Storage on HPC#
HOME directory#
When you login to ARC3 or ARC4 you automatically start in your HOME directory. Your HOME directory is backed up weekly and is shared across both HPC systems. Your HOME directory has a quota of 10GB which is not a lot of space. Exceeding your quota can result in errors and job failures.
Check HOME directory usage with the quota
command:
$ quota -s
Disk quotas for user exuser:
Filesystem space quota limit grace files quota limit grace
nas-ufaservn1:/export/home/home01
7897M 10240M 11264M 25194 0 0
The -s
argument provides a more human readable output. The example output shows that exuser has used 7897MB (7.9GB) of space, the quota is 10240MB (10GB), the hard limit is 11264MB (11GB) and there are 25194 files.
/nobackup#
Each HPC system has a different /nobackup directory. /nobackup is constructed using the Lustre parallel filesystem. ARC3 has ~836TB at 4GB/s and ARC4 has ~1.2PB at 11GB/s. ARC3 has 3191616896 (3191 Million) Inodes, ARC4 has 936379680 (936 Million) Inodes. Each file and directory requires an Inode.
Only a small fraction of the storage capacity and Inodes is generally available for any job/user.
Some commonly used input data used by groups of users are stored on /nobackup.
Users should only store data needed for current projects and processing on /nobackup. If you estimate and intend to use more than 1 TerraByte of filespace on /nobackup on ARC3 or ARC4 and/or use more than 1 Million Inodes, please liaise with the RSE team and your supervisor before staging your jobs (data tranfer and submitting to the scheduler). In general, please liaise with your supervisor about your HPC data management, processing and transfer.
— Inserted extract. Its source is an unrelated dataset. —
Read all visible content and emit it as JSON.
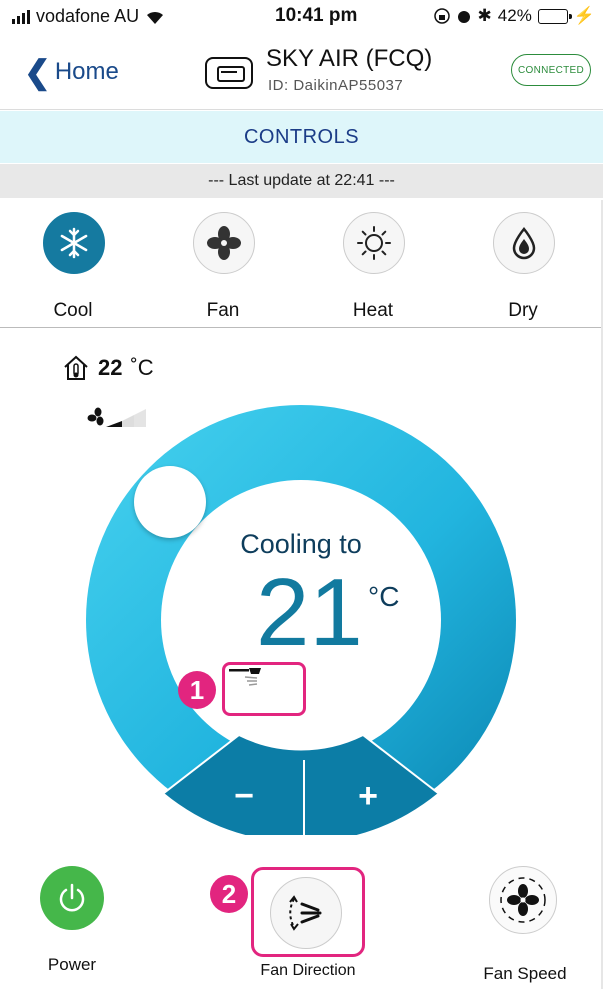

Whilst the file system works more efficiently with fewer numbers of files and with plenty of capacity (more then 30% available), it can also be costly to have a lot of data transfer to/from /nobackup.
On the HPC systems, processing workflows are more efficient if they use fewer numbers of larger files rather than larger numbers of smaller files. Creating, storing and reading large numbers of files on /nobackup can be problematic, so you are encouraged to develop processing workflows that only create, store and read small numbers of files.
In general, it is best to scale up gradually to process larger amounts of data and to benchmark (record how long things take and how much resource they require as you scale up). Understanding how much data storage and how many files you will be creating can be as important as understanding how much memory and processing time is required for different amounts of processing cores/nodes.
You can check your quota on /nobackup use the following lfs quota
command:
$ lfs quota -h /nobackup
Warning
/nobackup is **not** backed up and files are removed if not accessed after 90 days.
To ensure sufficient space and bandwidth is available, files on /nobackup are purged periodically.
Accessing /nobackup#
To access the /nobackup use the cd
command:
$ cd /nobackup
Users are encouraged to keep files on /nobackup in a directory that has the same name as your USERNAME. If your USERNAME were exuser, the following would create the directory and change into the directory:
$ mkdir /nobackup/exuser
$ cd /nobackup/exuser
/resstore#
Another location where data is stored for processing on HPC systems is /resstore. If you need to use data stored in /resstore then you will need adding to a specific group.